Derzeitige Guidelines empfehlen für T3/4- oder TxN+-Karzinome des mittleren und unteren Rektumdrittels eine neoadjuvante Strahlenchemotherapie. Diese Behandlung führt zu einer deutlichen Reduktion der Lokalrezidivraten, jedoch nicht zu einem Gesamtüberlebensbenefit. In rezenten Studien sind klinische Ansprechraten je nach Wartezeit zwischen 50 und 75 % beschrieben. Die für das Langzeitüberleben prognostisch günstige pathologisch komplette Response (pCR) im Operationspräparat beträgt zwischen 8 und 30 %. Zahlreiche Studien beschreiben bessere pathologische Ansprechraten bei längerer Wartezeit zwischen Bestrahlungsende und Operation. Der optimale Zeitraum wird jedoch immer noch kontrovers diskutiert. Derzeit werden Intervalle zwischen 6 und 10 Wochen empfohlen.

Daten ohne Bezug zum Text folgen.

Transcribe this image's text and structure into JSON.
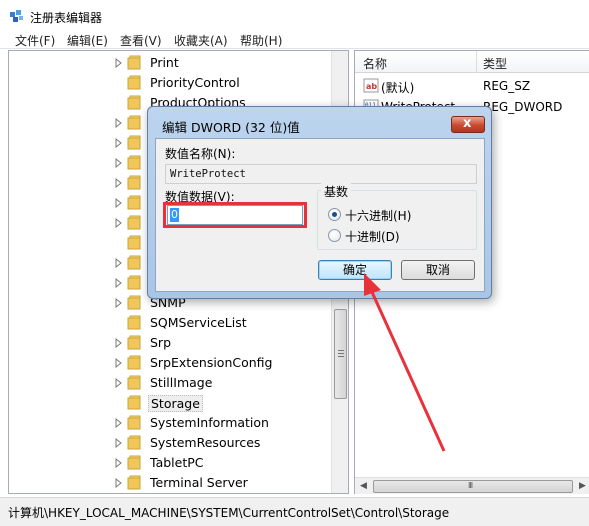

Ziel dieser randomisierten Phase-III-Studie war es nun, die pCR-Rate zwischen 7 (7w) und 11 (11w) Wochen Intervall zwischen Beendigung der Radiatio und Operation zu analysieren.

FormalPara Methode.

Die GRECCAR6-Studie ist eine multizentrische randomisierte, open-label, parallel-group, kontrollierte Phase-III-Studie. Eingeschlossen wurden Patienten über 18 Jahre mit durch MR oder endoskopischen Ultraschall diagnostizierten T3/T4- oder TxN+-Karzinomen des mittleren und unteren Rektumdrittels. Die Patienten erhielten eine neoadjuvante Radiochemotherapie mit 45 bis 50 Gy mit intravenöser Fluorouracil- oder Capecitabine-Chemotherapie. Die Patienten wurden 1:1 für 7 vs. 11 Wochen Operation nach Komplettierung der neoadjuvanten Radiochemotherapie randomisiert. Das Ansprechen des Tumors auf die Radiochemotherapie wurde nach Dworak und Rödel von 2 unabhängigen Pathologen klassifiziert. Primärer Endpunkt der GRECCAR6-Studie war die pCR-Rate, definiert als ypT0N0 im Operationspräparat, bestätigt von den 2 unabhängigen Pathologen. Sekundäre Endpunkte inkludierten postoperative Morbidität, basierend auf der Clavien-Dindo-Klassifikation, Rate des Sphinktererhalts, Gesamtüberleben und rezidivfreies Überleben. Statistisch wurde die Studienpopulation an Hand folgender Null-Hyppthese kalkuliert: Es ist eine pCR-Rate von 12 % in der 7w-Gruppe im Vergleich zu 26 % in der 11w-Gruppe zu erwarten. Basierend auf einer Power von 80 %, einem zweiseitigen Test mit einem Signifikanzlevel von 0,05 und einer Drop-out-Rate von 10 % werden mindestens 264 Patienten benötigt.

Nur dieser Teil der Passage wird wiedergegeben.